Answer: That the Word may become effectual to salvation, we must attend thereunto with diligence, preparation, and prayer; receive it with faith and love, lay it up in our hearts, and practice it in our lives. (WSC)
If you want to benefit from the word of God, you should read and listen to it in a devout manner. The church described in Acts 2 set a good example when they “devoted themselves to the apostles’ teaching” (Acts 2:42). We have been given the word of God, and “you will do well to pay attention [to it] as to a lamp shining in a dark place” (2 Peter 1:19). Diligence and teachableness is essential to profiting from its instruction. As the book of Proverbs teaches, life-giving knowledge and wisdom comes to those who fear the Lord and eagerly seek and call out for knowledge and wisdom from him (Prov. 2, 4, 9:7-12). Psalm 119 is an extended meditation on the surpassing worth of God’s word, the believer’s devotion to that word, and his prayer to be instructed and guided by that word.
“I have stored up your word in my heart, that I might not sin against you … Open my eyes, that I may behold wondrous things out of your law … I open my mouth and pant, because I long for your commandments … Make your face shine upon your servant, and teach me your statutes.” (Ps. 119:11, 18, 131, 135)

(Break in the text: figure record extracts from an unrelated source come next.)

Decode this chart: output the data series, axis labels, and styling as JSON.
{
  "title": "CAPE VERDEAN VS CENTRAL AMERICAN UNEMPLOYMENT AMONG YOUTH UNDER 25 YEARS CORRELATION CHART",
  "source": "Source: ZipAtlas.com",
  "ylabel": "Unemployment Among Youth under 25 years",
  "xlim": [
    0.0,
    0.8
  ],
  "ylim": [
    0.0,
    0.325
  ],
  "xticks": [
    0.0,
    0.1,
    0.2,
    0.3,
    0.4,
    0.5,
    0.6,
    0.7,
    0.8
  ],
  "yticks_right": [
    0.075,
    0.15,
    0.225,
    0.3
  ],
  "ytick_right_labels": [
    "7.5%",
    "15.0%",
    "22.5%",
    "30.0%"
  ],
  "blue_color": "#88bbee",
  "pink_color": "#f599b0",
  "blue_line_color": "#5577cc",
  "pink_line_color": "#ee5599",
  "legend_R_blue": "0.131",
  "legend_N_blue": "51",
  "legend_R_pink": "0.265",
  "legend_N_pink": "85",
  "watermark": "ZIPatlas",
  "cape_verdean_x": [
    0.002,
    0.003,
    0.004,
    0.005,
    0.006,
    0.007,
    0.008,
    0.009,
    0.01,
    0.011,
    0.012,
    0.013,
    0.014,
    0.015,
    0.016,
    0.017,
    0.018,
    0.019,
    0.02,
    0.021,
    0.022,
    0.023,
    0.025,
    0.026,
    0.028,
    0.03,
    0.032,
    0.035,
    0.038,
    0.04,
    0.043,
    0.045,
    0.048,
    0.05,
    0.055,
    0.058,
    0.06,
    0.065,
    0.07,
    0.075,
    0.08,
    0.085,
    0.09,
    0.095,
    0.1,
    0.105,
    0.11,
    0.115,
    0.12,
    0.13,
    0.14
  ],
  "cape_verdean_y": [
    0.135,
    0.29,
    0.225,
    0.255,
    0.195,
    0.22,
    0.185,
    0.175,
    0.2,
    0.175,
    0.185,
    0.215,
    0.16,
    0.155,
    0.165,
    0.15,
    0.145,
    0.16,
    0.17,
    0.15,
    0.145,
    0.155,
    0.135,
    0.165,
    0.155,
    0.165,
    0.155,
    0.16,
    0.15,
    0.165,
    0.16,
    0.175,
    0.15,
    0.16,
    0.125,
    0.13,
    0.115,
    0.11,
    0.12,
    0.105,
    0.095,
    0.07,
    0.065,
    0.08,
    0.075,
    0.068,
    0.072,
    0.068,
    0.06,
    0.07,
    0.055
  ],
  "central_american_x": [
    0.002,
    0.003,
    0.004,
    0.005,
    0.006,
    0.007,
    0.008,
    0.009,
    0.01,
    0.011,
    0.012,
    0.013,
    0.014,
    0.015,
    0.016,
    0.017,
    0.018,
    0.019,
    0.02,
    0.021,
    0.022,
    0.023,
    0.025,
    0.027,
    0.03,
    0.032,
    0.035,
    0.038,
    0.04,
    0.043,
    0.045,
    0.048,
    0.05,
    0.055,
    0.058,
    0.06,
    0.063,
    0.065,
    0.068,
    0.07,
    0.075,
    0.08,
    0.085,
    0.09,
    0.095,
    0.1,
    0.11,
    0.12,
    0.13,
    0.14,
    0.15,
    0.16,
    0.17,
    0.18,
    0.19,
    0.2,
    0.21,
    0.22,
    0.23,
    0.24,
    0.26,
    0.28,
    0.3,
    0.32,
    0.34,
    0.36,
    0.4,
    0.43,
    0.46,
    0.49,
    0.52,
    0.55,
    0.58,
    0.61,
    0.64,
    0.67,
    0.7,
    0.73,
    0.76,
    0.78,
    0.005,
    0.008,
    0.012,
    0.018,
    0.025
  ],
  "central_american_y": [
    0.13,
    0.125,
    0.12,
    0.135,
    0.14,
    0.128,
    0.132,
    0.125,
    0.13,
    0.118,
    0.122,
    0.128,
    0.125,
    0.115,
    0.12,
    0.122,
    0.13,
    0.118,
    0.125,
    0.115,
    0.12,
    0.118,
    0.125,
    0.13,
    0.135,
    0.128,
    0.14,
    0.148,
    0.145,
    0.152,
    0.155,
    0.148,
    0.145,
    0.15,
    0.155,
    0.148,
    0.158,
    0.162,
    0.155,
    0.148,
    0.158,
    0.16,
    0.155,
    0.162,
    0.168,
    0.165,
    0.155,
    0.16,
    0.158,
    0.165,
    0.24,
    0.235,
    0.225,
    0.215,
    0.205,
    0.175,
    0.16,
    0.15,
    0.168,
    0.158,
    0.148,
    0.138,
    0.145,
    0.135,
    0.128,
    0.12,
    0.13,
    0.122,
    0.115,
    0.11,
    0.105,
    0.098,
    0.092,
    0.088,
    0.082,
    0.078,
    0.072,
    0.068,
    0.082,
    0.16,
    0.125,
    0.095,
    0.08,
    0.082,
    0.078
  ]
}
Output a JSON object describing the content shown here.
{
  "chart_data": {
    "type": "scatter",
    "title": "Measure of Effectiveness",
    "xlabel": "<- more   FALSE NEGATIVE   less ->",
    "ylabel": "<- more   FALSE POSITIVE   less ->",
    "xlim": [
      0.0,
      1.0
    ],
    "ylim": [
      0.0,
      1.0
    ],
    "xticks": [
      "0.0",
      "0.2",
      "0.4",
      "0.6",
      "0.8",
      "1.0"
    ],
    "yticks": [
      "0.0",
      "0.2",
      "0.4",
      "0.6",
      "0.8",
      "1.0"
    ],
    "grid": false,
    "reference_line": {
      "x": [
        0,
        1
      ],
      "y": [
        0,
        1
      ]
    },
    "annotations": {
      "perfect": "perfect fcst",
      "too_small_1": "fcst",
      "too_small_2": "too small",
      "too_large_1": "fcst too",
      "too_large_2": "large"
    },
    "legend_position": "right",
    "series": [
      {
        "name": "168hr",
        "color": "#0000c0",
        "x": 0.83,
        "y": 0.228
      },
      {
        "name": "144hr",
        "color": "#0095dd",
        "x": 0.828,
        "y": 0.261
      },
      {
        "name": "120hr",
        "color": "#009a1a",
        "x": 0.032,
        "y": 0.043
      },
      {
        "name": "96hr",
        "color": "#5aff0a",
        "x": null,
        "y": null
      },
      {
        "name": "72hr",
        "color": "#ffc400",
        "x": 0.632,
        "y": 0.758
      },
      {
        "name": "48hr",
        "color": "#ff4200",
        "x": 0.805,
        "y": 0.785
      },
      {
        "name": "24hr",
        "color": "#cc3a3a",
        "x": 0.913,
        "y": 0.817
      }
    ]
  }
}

To attend to the word with diligence refers to consistently reading and listening to the word, diligently observing what it means. Preparation refers to putting yourself in a teachable frame of mind, turning away from rebellion, and remembering whose word this is that you are receiving. The prayer we should pray is that God would give us a true understanding of his word and bring it to us, not only in word, “but also in power and in the Holy Spirit and with full conviction” (1 Thess. 1:5).

Hebrews 4:2 tells us that the gospel did not benefit the generation that died in the wilderness because they did not receive the word with faith. 2 Thessalonians 2:10 says of those who are perishing, “that they refused to love the truth and so be saved.” Therefore, we should seek to receive the word with faith and love, that we might benefit from it. The Westminster Confession of Faith has an excellent summary of what it means to receive the word with faith,
“By this faith a Christian believeth to be true whatsoever is revealed in the Word, for the authority of God himself speaking therein; and acteth differently upon that which each particular passage thereof containeth; yielding obedience to the commands, trembling at the threatenings, and embracing the promises of God for this life and that which is to come.” (WCF 14.2)
Out of faith and love, a person will lay up God’s word in his heart and practice it in his life. And likewise, this faith and love is further supported and strengthened as we keep God’s word on our heart, in our mouths, and before our eyes as we go about our lives (Deut. 6:4-7).